Foi em 2009, lá na chácara de Claudinapolis.  A terra, generosa, acolheu as sementes com carinho, e logo os brotos romperam o solo, frágeis e determinados. Acompanhei, dia após dia, o crescimento das folhas que se erguiam ao céu, buscando luz e força. Lembrei-me da infância, do tempo em que o milharal era vasto e eu corria entre as fileiras verdes, sentindo o cheiro doce das espigas em formação, lá na fazenda da mata, povoado de Estulânia, município de Piracanjuba, Goiás, onde nasci. Mas ali, naquele momento, não havia hectares intermináveis, apenas um pedaço de chão e a esperança de uma colheita farta.

Voltei no tempo e vi-me menino, ajudando meu pai na lida diária. Depois da colheita, vinha a tarefa de armazenar o milho no paiol, garantindo o sustento dos animais e o alimento da casa. O paiol era nosso cofre de ouro, onde os grãos se acumulavam, prontos para alimentar as vacas no curral, os porcos no chiqueiro, e as galinhas que cacarejavam no quintal. O milho também era parte essencial de nossa mesa. Mamãe, com mãos ágeis e amorosas, preparava pamonhas que tinham um sabor único, doce e cremoso, como só as da infância conseguem ser. O cheiro das espigas cozidas invadia a casa, misturando-se ao aroma do café recém-passado e à brisa fresca da manhã.

Lembro-me dos cavalos puxando a carroça carregada de espigas, do som do milho sendo debulhado, da poeira dourada que dançava no ar sob a luz do entardecer. Tudo fazia parte de um ciclo simples e sagrado, onde a terra, os animais e os homens viviam em harmonia, cada qual cumprindo seu papel. A vida era dura, mas havia alegria no trabalho, no convívio e na fartura que a terra nos oferecia.

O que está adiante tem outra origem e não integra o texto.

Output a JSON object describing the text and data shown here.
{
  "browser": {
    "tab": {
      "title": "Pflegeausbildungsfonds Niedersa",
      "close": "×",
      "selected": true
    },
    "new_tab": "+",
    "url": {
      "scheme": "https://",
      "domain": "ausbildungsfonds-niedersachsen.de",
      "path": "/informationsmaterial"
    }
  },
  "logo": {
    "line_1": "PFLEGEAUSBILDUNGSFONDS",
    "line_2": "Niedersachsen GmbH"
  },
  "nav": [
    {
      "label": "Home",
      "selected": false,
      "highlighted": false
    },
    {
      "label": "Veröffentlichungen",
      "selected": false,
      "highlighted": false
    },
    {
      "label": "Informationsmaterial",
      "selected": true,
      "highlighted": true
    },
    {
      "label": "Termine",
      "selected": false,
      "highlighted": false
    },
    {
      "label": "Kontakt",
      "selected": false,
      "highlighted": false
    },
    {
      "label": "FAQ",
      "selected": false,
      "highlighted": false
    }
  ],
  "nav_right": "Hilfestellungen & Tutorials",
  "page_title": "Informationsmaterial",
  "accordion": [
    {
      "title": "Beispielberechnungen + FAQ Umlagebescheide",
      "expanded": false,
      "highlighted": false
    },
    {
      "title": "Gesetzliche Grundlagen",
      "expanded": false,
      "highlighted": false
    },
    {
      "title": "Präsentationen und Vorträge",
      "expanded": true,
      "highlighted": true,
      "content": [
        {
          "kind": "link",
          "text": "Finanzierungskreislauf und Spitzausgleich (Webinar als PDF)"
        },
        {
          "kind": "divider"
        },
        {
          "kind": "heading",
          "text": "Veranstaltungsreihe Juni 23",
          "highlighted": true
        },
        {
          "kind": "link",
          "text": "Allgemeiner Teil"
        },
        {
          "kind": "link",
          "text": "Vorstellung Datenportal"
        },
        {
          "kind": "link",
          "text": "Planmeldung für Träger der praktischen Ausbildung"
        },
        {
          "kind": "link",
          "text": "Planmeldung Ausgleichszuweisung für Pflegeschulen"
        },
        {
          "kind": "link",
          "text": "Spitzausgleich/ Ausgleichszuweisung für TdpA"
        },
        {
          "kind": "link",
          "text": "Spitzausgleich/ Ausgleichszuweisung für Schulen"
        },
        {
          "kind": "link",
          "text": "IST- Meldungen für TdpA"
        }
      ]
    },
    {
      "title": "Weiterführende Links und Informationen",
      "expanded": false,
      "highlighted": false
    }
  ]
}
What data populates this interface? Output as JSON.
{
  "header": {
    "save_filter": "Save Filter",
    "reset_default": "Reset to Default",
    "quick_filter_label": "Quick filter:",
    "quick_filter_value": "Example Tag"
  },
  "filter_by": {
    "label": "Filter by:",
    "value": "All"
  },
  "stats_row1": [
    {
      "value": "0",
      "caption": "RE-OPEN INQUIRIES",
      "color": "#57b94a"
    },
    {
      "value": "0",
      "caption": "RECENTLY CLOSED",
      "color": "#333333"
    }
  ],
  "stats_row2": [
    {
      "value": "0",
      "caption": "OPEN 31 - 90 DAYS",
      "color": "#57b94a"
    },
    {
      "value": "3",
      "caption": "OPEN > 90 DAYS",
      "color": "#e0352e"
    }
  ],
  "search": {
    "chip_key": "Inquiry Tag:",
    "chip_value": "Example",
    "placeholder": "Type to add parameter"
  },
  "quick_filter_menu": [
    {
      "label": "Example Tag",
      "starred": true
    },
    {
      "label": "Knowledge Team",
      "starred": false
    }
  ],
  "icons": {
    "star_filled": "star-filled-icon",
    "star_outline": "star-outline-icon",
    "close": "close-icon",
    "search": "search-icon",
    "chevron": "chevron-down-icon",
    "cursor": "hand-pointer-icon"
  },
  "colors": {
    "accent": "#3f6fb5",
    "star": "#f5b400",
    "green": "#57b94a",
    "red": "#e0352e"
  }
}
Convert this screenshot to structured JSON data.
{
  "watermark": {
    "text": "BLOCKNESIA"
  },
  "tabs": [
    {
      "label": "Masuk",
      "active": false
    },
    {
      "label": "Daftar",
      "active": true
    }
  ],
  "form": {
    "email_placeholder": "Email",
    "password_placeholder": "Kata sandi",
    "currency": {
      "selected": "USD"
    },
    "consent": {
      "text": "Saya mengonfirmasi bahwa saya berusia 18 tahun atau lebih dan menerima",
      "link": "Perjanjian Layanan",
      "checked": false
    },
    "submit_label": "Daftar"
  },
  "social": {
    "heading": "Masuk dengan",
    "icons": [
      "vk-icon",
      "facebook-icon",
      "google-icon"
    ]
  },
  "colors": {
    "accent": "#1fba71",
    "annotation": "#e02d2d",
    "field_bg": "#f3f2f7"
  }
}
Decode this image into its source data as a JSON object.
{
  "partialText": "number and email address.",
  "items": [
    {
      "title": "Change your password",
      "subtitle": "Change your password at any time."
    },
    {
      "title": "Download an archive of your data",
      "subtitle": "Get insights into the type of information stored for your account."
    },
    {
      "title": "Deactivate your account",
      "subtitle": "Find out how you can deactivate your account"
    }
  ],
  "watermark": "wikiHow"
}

E assim, anos depois, quando plantei aquele milharal em 2009, senti que revivia parte dessa história. Os amigos vieram, a família se reuniu, e do pequeno plantio nasceu uma grande festa. A pamonhada foi farta, o milho transformado em quitutes que resgatavam o sabor das memórias. Não era apenas alimento; era história, era tradição, era a reafirmação de que a terra, quando bem tratada, retribui com generosidade.

Agora, anos depois, a vontade de plantar mais uma vez ressurge. Quem sabe no mesmo local, quem sabe em outro pedaço de chão. Dependerá da sorte, da vida e de um punhado de fé. Pois plantar é sempre um ato de esperança, uma conversa silenciosa com o tempo, um compromisso com o futuro e uma ajuda do universo.

O meu último milharal ainda vive em minha lembrança, assim como aquele pé de milho solitário do cronista Rubem Braga, que se fez grande mesmo num pequeno canteiro. O meu, cercado de família e amigos, cresceu para além da terra: enraizou-se na memória, floresceu no coração.

E, talvez, ainda haja tempo para mais uma colheita.

* Wilton Emiliano Pinto é Contabilista, Funcionário Público aposentado e gosta de uma boa prosa.